Create the train and test datasets

In [6]:
train_emails = fetch_20newsgroups(categories = ['rec.sport.baseball', 'soc.religion.christian'], subset = 'train',shuffle= True,random_state=42)

In [7]:
# print(train_emails)

In [8]:
test_emails = fetch_20newsgroups(categories = ['rec.sport.baseball', 'soc.religion.christian'], subset = 'test',shuffle= True,random_state=42)

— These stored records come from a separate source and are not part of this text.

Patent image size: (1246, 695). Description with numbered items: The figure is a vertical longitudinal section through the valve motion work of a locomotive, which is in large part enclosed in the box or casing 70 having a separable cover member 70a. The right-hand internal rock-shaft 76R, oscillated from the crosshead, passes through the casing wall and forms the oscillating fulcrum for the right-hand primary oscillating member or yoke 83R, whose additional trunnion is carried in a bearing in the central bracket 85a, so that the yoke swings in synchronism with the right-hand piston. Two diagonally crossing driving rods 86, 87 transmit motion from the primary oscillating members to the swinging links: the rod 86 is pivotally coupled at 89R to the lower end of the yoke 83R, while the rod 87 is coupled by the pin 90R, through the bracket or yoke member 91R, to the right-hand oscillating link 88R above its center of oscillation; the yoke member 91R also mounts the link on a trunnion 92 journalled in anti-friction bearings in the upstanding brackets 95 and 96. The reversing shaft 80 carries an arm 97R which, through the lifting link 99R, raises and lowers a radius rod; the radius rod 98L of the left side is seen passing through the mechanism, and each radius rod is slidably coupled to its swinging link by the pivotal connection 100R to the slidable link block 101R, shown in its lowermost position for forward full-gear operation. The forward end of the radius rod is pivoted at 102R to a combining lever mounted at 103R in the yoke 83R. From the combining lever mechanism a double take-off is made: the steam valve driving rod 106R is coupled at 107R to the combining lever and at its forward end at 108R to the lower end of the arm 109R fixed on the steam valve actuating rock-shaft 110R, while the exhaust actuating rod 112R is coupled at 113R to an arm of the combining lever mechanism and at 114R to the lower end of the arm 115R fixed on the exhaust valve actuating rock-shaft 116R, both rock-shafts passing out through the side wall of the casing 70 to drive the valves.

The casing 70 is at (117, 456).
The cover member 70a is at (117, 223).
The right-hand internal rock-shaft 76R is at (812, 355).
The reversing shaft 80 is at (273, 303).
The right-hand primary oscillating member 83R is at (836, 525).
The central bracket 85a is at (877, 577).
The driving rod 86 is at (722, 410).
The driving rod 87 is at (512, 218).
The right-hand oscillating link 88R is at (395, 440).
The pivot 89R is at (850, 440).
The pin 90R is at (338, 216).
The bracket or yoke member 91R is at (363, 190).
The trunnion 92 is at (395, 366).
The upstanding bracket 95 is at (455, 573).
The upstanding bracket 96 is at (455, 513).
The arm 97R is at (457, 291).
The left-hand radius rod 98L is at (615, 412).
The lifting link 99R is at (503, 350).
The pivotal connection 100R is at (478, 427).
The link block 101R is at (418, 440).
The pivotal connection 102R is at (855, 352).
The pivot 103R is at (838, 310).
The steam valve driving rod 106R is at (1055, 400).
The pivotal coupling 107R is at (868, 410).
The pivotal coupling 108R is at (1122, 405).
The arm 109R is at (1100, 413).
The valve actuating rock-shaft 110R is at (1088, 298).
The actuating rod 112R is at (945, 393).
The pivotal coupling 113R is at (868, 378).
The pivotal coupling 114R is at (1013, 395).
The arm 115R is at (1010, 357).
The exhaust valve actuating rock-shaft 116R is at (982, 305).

We want to transform these emails into lists of word counts. The CountVectorizer class makes this easy for us.

In [9]:
counter = CountVectorizer()

We need to tell counter what possible words can exist in our emails. counter has a .fit() a function that takes a list of all our data.

In [10]:
counter.fit(train_emails.data+test_emails.data)

In [11]:
train_counts = counter.transform(train_emails.data)

In [12]:
print(train_counts)

  (0, 1145)	2
  (0, 1196)	1
  (0, 2727)	3
  (0, 2999)	1
  (0, 3091)	1
  (0, 3189)	1
  (0, 3317)	1
  (0, 3510)	4
  (0, 3597)	1
  (0, 3944)	2
  (0, 4075)	1
  (0, 4150)	1
  (0, 4241)	1
  (0, 4574)	1
  (0, 4696)	1
  (0, 4821)	5
  (0, 4869)	2
  (0, 4977)	1
  (0, 5079)	1
  (0, 5247)	4
  (0, 5531)	1
  (0, 5973)	2
  (0, 6053)	1
  (0, 6291)	2
  (0, 6308)	1
  :	:
  (1195, 23756)	1
  (1195, 23757)	3
  (1195, 23964)	1
  (1195, 23974)	1
  (1195, 23978)	17
  (1195, 24028)	2
  (1195, 24160)	1
  (1195, 24200)	1
  (1195, 24233)	1
  (1195, 24259)	6
  (1195, 24726)	1
  (1195, 25443)	1
  (1195, 25722)	1
  (1195, 25761)	1
  (1195, 25798)	1
  (1195, 25846)	2
  (1195, 25946)	1
  (1195, 25957)	1
  (1195, 25959)	1
  (1195, 26012)	1
  (1195, 26142)	1
  (1195, 26329)	1
  (1195, 26446)	1
  (1195, 26481)	7
  (1195, 26491)	1


In [13]:
test_counts = counter.transform(test_emails.data)

In [14]:
nvc = MultinomialNB()

In [15]:
nvc.fit(train_counts,train_emails.target)

In [16]:
print(nvc.score(test_counts,test_emails.target))

0.9924528301886792


When testing the accuracy of our classifier we have a very high accuracy of 99%

In [17]:
emails_new = fetch_20newsgroups(categories = ['rec.sport.baseball', 'rec.sport.hockey'])
email_counts_new = counter.transform(emails_new.data)
print(nvc.score(email_counts_new,emails_new.target))

0.5054302422723476


The classifier was 99% accurate when trying to classify hockey and religious emails. But only 50% accurate when trying to distingusih betwen two sports

This is worse and makes sense — emails about sports probably share more words in common.